Flash Forward struggled immensely to make its characters compelling, but could never find the right mark. This was in part due to its insistence on giving so much focus to the world-wide blackout period, and in part because it just struggled under the weight of how large it was. Once Upon a Time – a show run by former Lost writers and with more Lost actors than any other on television – has grown so impatient with its ensemble that it constantly introduces new characters, sometimes on what seems like an episode-by-episode basis. What this results in is an increased inability to nail down emotional investment in any set group of characters. Revolution struggled under many of the same issues as Flash Forward: it offered up a large cast, but spent so much time trying to develop all of them that all the characters suffered as a result.
What Lost knew early on was that it’s okay to let some of your characters fade into the background for an episode or two. That individual will get a centered episode eventually, and letting us focus on only a handful allows for richer characterization across the board.
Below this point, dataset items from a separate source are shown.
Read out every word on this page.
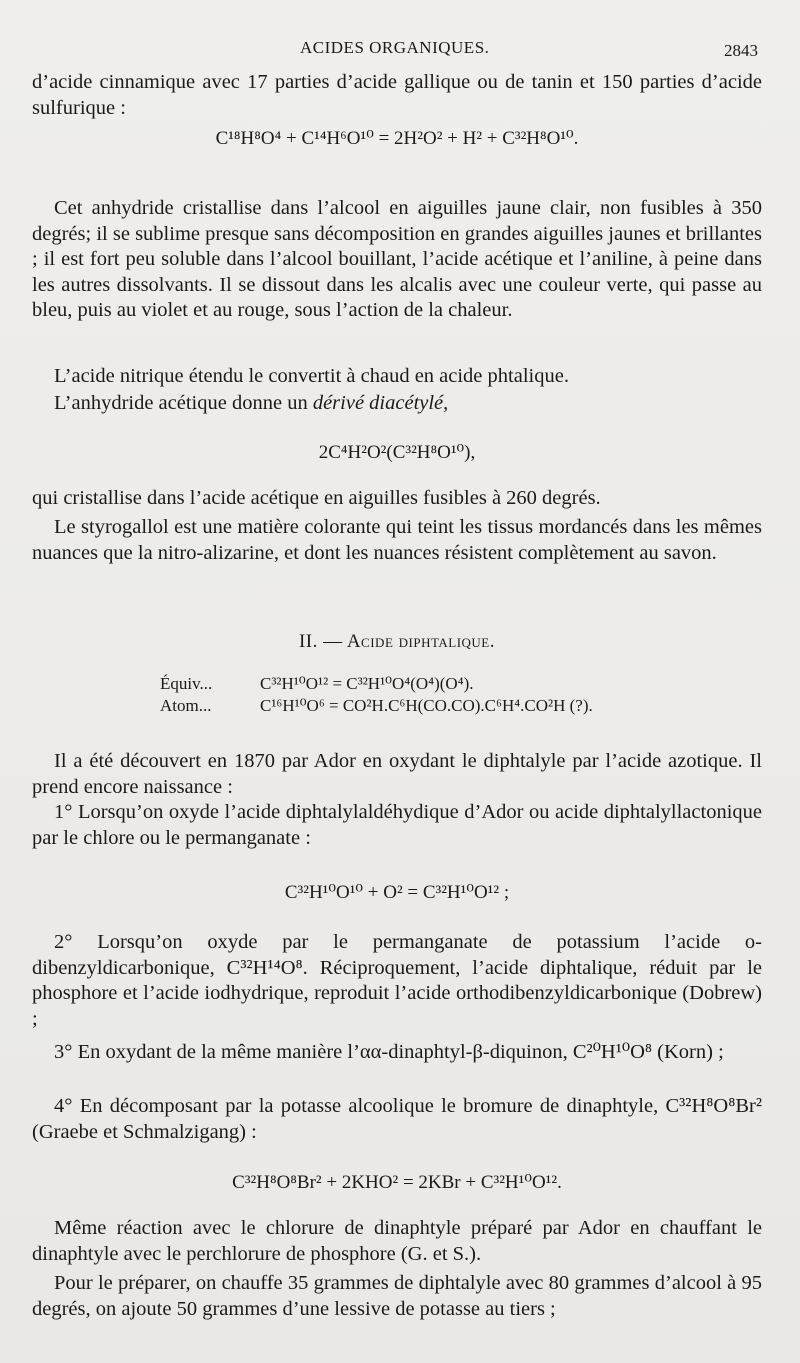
ACIDES ORGANIQUES.	2843

d’acide cinnamique avec 17 parties d’acide gallique ou de tanin et 150 parties d’acide sulfurique :

C¹⁸H⁸O⁴ + C¹⁴H⁶O¹⁰ = 2H²O² + H² + C³²H⁸O¹⁰.

Cet anhydride cristallise dans l’alcool en aiguilles jaune clair, non fusibles à 350 degrés; il se sublime presque sans décomposition en grandes aiguilles jaunes et brillantes ; il est fort peu soluble dans l’alcool bouillant, l’acide acétique et l’aniline, à peine dans les autres dissolvants. Il se dissout dans les alcalis avec une couleur verte, qui passe au bleu, puis au violet et au rouge, sous l’action de la chaleur.

L’acide nitrique étendu le convertit à chaud en acide phtalique.

L’anhydride acétique donne un dérivé diacétylé,

2C⁴H²O²(C³²H⁸O¹⁰),

qui cristallise dans l’acide acétique en aiguilles fusibles à 260 degrés.

Le styrogallol est une matière colorante qui teint les tissus mordancés dans les mêmes nuances que la nitro-alizarine, et dont les nuances résistent complètement au savon.

II. — Acide diphtalique.

Équiv...	C³²H¹⁰O¹² = C³²H¹⁰O⁴(O⁴)(O⁴).
Atom...	C¹⁶H¹⁰O⁶ = CO²H.C⁶H(CO.CO).C⁶H⁴.CO²H (?).

Il a été découvert en 1870 par Ador en oxydant le diphtalyle par l’acide azotique. Il prend encore naissance :

1° Lorsqu’on oxyde l’acide diphtalylaldéhydique d’Ador ou acide diphtalyllactonique par le chlore ou le permanganate :

C³²H¹⁰O¹⁰ + O² = C³²H¹⁰O¹² ;

2° Lorsqu’on oxyde par le permanganate de potassium l’acide o-dibenzyldicarbonique, C³²H¹⁴O⁸. Réciproquement, l’acide diphtalique, réduit par le phosphore et l’acide iodhydrique, reproduit l’acide orthodibenzyldicarbonique (Dobrew) ;

3° En oxydant de la même manière l’αα-dinaphtyl-β-diquinon, C²⁰H¹⁰O⁸ (Korn) ;

4° En décomposant par la potasse alcoolique le bromure de dinaphtyle, C³²H⁸O⁸Br² (Graebe et Schmalzigang) :

C³²H⁸O⁸Br² + 2KHO² = 2KBr + C³²H¹⁰O¹².

Même réaction avec le chlorure de dinaphtyle préparé par Ador en chauffant le dinaphtyle avec le perchlorure de phosphore (G. et S.).

Pour le préparer, on chauffe 35 grammes de diphtalyle avec 80 grammes d’alcool à 95 degrés, on ajoute 50 grammes d’une lessive de potasse au tiers ;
Know When to Stick to Your Plan
This is undoubtedly one of the most difficult aspects of development in a TV series, especially one with serialized aspirations: how much do you plan in advance? Once you actually get that pilot picked up, and once you get the full season order, how meticulously do you plot things out? And at what point does the advance planning become too stringent? Everyone needs to be able to adapt to unforeseen changes and challenges.
Lost struggled with this like everyone else, but it also succeeded far more than most. When Flash Forward was eventually cancelled, the show runners insisted that they already had a five year plan. And if anything, it appears to have been to the detriment of the series, since they may not have been as willing and able to adapt for contingencies. Making it up as you go is risky, but so too is trying to plan for everything.
Lost adapted the flashback structure early on based on the success of the pilot, rather than going into the show with the expectation of that becoming the fundamental narrative touchstone. Similarly, it knew when to discard characters that weren’t working (like Ana-Lucia, Nikki, and Paolo) and adopt into the cast guest stars that weren’t initially planned for (like Ben and Desmond). Once the show set an end date, much of the remainder of the series snapped into the focus, as evidenced by its excellent third season finale. But at the same time, there was a consistent fluidity from showrunners Lindelof and Carlton Cuse to accept changes as they came. And when the show found this balance, it was all the better for it.